By Lilian Taylor – Lilian.Taylor@EthicalBoardroom.com
Cybersecurity has become a much more frequently used term in the boardroom over the last two years. Historically it has often been referred to as an information technology (IT) risk, and the management and oversight of cybersecurity was down to the chief information or technology officer ultimately and not the board. However, with the rapidly advancing changes in technology over the last few years, cybersecurity has become an increasingly important and challenging risk that board members are being compelled towards addressing. A number of research studies and media disclosed findings into the area of cyber security have revealed that there are a number of significant shortcomings in board oversight in this area. Boards are inadequately addressing the responsibilities of cyber risk management and this poses wider risks for the company reputation and brand management. One of the major difficulties is that board members and other senior management parties at companies lack the understanding and knowledge of this huge area of risk that is only growing in depth and scope as time goes by. It is this gap that is spurring on cybersecurity to be placed at the top of boardroom agendas.
Board members need to fully understand the linkage between IT risks and enterprise risk management so that the risks can be managed and mitigated as required. Boards are not adequately undertaking vital oversight functions which are related to cyber security risks and need to direct their efforts more in this area. Examples of changes that need to be made include reviewing budgets in this area, periodic assessments of security programs, review of top level policies, assigning roles and responsibilities for security and privacy, and receiving reports regularly detailing breaches and IT risks in the company.
The risk of cyber-attacks can directly affect both the operational functions of a business as well as the wider external brand and reputation of an enterprise. These risks can often result in significant financial repercussions which is understandably a major concern for investors. Consequently it has become a top priority in the boardroom. Ultimately, one of the primary responsibilities of the board is to provide risk oversight for the company and advances of technology have led cyber security to now be included in that role.
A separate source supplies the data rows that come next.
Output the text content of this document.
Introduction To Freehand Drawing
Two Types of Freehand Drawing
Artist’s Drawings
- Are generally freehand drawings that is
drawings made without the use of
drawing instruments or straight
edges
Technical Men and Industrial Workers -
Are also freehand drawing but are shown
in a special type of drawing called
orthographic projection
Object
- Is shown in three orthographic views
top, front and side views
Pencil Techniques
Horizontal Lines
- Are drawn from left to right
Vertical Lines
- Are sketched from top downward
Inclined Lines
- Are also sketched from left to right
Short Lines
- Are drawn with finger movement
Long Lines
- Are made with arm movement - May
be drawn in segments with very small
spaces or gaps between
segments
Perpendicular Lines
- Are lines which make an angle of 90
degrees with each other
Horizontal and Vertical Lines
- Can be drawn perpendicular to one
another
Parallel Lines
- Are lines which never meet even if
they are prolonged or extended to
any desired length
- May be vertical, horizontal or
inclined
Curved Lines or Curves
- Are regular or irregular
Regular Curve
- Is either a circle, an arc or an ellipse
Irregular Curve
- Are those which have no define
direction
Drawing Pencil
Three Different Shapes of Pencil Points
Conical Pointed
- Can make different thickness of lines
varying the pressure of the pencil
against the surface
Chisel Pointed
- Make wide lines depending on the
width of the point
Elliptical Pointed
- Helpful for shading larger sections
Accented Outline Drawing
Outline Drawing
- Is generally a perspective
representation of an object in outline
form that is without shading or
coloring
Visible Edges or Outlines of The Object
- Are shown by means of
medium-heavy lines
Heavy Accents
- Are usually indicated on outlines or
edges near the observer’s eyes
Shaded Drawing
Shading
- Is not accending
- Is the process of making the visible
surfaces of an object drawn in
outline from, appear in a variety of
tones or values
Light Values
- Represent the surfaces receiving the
Reputational risk is also a primary concern for the board. Reputational risk is considered a major strategic risk to a company and is based on the fact that it can be difficult for investors to decide where to invest their capital and reputation can play a large role in this decision making process. Therefore company executives have a duty to control reputational risk to build investor confidence and the basis of this should be strong strategic and corporate stewardship. Board executives need to take action to feed investor confidence and minimise reputational risk and this can be achieved through proper business planning and effective strategy development. A big reason is that strategic risks—those that either affect or are created by business strategy decisions—can strike more quickly than ever before, hastened by rapid-fire business trends and technological innovations such as social media, mobile and big data. And reputational risks can damage the most well-crafted business strategies.
The difficulty is that reputation is shaped outside the organization. This makes it difficult to measure and monitor the associated risks rendering traditional risk management approaches unsuccessful in this area. Reputational risk problems usually involve the media and are based on external opinion of customers, employees and relevant stakeholders. Reputational risk has become a top priority for many board members and increasingly steps are being taken to make the necessary changes happen. Just as technology has led to a growth in cybersecurity risks it has also led to a boom in social media. This has had a huge impact on all organizations over the last few years in terms of brand and reputation management and awareness. Companies want to get hold of information detailing what their customers and competitors are saying about them so that the business may be improved through feedback incorporation. Reputation is now considered the highest impact risk area to business success and strategy. Therefore protecting company reputation is understandably a top issue for companies and their respective C-suite and boards of directors. Traditional risk management methods will be challenged in addressing reputational risk in a number of fundamentally important ways. For example, historically traditional risk management has been inwardly focused, on the operational workings of the firm – to a certain extent these issues are within the organisations control. However, when it comes to external risks such as cyber security threats and reputational risks new and innovative approaches and techniques will be required.